Dans leur introduction, Swinnen et Judong affirment que Van Der Meeren était, en tant qu’architecte, un véritable concentré de contradictions, un homme de « complexité sans détours » et d’« impermanence pérenne ». Il est connu pour sa quête obsessionnelle de la production industrielle de masse, tant pour les logements que pour le mobilier. Sa première réalisation fut ainsi la conception d’un ensemble complet de mobilier domestique destiné au grand public, conçu en collaboration avec la société Tubbax. Avec l’architecte Léon Palm, il développa également très tôt les logements CECA1 , qui pouvaient être construits en un temps record sous forme de kit, pour un prix inférieur de 40 % à celui de la construction résidentielle classique. Le projet échoua toutefois en raison de la méfiance des organismes de logement. 1 CECA signifie « Communauté européenne du charbon et de l’acier », mieux connue en néerlandais sous le nom d’EGKS (Europese Gemeenschap voor Kolen en Staal).
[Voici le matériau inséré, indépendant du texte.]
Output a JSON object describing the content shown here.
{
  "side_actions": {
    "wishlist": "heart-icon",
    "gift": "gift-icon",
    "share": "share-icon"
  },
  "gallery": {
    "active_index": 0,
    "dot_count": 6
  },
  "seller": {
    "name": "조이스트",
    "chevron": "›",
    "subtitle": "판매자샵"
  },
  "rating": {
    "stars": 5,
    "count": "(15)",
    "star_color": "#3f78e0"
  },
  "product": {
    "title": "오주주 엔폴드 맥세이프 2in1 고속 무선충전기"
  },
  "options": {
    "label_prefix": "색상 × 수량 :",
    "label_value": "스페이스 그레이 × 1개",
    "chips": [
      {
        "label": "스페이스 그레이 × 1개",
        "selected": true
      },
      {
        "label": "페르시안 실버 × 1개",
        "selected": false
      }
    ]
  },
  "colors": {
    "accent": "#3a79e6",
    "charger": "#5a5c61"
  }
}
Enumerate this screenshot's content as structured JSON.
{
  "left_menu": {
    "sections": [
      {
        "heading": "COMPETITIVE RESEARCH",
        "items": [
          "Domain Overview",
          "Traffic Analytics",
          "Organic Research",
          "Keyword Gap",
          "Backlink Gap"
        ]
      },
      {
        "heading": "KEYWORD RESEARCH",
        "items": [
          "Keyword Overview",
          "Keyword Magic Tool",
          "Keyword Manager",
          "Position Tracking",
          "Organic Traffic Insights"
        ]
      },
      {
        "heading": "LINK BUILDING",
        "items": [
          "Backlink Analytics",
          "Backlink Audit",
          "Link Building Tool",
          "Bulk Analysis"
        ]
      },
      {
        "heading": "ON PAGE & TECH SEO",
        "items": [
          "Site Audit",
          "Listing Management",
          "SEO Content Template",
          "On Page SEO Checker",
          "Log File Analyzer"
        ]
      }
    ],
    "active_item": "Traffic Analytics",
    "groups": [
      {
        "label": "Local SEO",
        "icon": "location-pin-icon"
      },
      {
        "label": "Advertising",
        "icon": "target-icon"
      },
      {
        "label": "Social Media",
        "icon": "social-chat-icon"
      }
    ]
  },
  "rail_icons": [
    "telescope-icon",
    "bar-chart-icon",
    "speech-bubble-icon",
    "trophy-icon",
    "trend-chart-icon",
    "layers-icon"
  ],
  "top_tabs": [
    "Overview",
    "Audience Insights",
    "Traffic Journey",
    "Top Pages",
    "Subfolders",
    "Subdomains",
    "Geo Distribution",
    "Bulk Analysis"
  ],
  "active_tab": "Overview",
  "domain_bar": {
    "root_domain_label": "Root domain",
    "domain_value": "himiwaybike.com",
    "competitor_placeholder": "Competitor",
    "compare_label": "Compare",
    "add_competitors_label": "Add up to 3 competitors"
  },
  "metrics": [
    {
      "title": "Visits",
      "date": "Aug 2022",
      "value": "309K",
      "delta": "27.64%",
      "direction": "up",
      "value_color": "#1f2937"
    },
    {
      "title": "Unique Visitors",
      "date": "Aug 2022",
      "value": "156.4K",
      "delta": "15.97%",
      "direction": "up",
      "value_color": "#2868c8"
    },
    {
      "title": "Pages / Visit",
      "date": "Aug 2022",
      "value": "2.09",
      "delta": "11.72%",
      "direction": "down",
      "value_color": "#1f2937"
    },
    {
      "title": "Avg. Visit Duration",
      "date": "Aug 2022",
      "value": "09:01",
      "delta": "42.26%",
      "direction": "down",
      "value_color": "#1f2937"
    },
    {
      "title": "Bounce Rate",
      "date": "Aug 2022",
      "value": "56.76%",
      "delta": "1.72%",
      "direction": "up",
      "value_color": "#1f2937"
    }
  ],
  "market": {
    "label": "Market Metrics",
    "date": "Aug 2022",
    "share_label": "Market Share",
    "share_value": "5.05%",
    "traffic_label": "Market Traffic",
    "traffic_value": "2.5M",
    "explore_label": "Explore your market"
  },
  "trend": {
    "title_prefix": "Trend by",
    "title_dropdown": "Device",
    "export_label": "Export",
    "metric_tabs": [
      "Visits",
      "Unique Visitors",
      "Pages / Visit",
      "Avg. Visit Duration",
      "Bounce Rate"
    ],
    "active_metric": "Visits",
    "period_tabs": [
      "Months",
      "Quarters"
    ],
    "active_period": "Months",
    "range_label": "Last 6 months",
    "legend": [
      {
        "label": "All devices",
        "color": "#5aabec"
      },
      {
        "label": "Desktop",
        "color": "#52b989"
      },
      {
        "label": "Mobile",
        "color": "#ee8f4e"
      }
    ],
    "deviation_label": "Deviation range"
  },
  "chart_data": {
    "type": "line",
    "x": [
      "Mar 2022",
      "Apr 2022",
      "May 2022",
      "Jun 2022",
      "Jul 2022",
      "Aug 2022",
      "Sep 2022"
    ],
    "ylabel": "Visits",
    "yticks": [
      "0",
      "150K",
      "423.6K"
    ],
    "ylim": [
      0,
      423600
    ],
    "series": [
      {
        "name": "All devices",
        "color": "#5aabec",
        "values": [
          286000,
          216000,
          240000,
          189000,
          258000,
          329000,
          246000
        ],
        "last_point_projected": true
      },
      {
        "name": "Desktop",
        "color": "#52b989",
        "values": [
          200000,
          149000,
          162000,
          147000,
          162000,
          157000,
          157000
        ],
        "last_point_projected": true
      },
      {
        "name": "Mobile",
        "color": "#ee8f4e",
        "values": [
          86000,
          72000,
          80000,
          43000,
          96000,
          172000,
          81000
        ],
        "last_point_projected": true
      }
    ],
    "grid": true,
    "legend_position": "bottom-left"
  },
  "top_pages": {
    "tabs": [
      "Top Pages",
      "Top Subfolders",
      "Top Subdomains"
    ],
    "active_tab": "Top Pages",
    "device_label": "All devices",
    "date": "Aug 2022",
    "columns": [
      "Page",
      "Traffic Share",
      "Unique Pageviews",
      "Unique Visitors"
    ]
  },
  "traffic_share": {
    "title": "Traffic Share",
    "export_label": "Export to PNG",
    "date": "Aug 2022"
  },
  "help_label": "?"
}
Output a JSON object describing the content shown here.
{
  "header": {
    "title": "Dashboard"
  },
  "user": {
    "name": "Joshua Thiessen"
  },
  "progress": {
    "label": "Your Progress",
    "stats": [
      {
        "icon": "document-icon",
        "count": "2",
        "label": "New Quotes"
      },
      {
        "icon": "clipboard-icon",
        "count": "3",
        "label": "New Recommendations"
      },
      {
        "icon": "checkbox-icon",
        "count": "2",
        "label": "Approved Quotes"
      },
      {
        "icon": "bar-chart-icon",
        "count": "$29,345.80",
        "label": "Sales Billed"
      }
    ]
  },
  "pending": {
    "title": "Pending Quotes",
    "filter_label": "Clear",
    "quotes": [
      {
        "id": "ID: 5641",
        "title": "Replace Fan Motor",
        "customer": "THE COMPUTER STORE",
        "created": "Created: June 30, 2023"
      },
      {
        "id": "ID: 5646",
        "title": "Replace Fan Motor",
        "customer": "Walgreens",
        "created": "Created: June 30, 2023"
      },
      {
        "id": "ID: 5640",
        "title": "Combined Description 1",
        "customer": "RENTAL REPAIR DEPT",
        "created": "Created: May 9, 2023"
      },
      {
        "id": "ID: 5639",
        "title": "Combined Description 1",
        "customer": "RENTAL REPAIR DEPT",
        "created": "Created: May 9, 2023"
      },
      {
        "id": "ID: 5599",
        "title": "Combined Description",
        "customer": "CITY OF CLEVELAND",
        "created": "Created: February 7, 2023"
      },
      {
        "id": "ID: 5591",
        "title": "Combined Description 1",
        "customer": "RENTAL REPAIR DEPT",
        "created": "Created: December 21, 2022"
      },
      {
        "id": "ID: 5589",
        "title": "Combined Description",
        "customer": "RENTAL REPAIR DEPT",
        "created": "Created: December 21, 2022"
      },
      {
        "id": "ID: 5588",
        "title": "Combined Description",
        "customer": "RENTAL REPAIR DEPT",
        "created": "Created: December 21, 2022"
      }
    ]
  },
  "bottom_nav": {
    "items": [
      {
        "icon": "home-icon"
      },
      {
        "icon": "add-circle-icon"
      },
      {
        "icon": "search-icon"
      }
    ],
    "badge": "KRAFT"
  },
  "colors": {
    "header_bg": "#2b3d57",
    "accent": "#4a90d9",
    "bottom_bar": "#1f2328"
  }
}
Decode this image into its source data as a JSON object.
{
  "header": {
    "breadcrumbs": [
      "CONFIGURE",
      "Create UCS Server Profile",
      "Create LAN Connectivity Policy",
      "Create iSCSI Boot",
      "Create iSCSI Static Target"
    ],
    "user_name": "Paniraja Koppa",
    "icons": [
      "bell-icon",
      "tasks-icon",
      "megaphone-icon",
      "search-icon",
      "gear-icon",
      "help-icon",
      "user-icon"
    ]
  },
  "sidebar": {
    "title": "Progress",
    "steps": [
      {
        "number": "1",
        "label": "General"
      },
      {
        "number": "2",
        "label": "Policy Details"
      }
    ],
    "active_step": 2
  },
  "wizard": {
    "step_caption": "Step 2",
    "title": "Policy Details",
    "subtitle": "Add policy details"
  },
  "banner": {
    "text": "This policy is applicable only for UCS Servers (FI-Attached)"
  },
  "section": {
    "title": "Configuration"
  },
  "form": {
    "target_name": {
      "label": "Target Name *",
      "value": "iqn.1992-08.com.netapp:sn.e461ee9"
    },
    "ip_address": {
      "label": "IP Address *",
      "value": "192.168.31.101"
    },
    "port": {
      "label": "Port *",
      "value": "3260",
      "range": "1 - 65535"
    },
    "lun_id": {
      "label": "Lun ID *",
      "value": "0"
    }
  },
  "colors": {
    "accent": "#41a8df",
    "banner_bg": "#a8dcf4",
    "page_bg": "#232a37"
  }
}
À travers une mosaïque captivante mêlant recherches historiques, documents d’archives, témoignages, entretiens et essais signés notamment par Francis Carpentier, Rika Devos, Guido Stegen, Francis Strauven, Paul Robbrecht, Swinnen et Judong lui-même, se dessine une image bien plus complexe de ce concepteur de bâtiments. Van Der Meeren a très tôt compris que les pratiques de construction séculaires entraient en conflit avec une société en pleine modernisation, ce qui se traduisait par une pratique enlisée dans des détails superflus, des processus opaques et le kitsch. À travers ses créations, il souhaitait offrir aux habitants les moyens d’adopter une attitude plus consciente face au « meilleur des mondes » de l’après-Expo 58. Ses structures ouvertes à l’interprétation, qui alliaient une économie extrême des moyens à un sens joyeux du design, ouvraient la voie dans ce sens.

De plus, Van Der Meeren s’opposait aux dogmes modernistes tels que le zonage fonctionnel. Il croyait, tout comme Team Ten (notamment Aldo Van Eyck et Peter et Alison Smithson), qu’une ville ne prend vie que grâce au mélange fonctionnel. Il avait également compris, bien avant que cela ne devienne une évidence, que la complexité de la société d’après-guerre nécessitait des analyses de données assistées par ordinateur. Tout cela ne l’a pas empêché de concevoir une demeure d’une poésie singulière, à l’image de celle du romancier et poète flamand Maurice Roelants. Les nombreuses photos de Filip Dujardin et Aglaia Conrad illustrent tout cela avec précision.

Willy Van der Meeren VUB/From static to dynamic de Mil De Kooning raconte en substance la même histoire à travers les logements étudiants préfabriqués conçus par Van Der Meeren pour la toute nouvelle VUB dans les années 1970. Cette étude démontre avec une précision irréprochable comment Van Der Meeren a su associer la préfabrication à des concepts apparemment contradictoires tels que la reconnaissance ou « l’émancipation des habitants ». Deux lectures incontournables, donc.

Willy Van Der Meeren VUB/« From static to dynamic », Mil De Kooning, Stephanie Van de Voorde, Ellen Van Impe. Borgerhoff & Lamberigts, Gand 2026. ISBN 9789493457645. 200 p., illustrations en couleur et en noir et blanc, couverture souple. Prix indicatif : 29,99 €.

Willy Van Der Meeren. mass, Peter Swinnen et Anne Judong (éd.), Spector Books, Leipzig, 2025. 212 p., illustrations en couleur et en noir et blanc. Reliure cousue, couverture souple, format A5. ISBN 9783959059282. Prix indicatif : 27 €.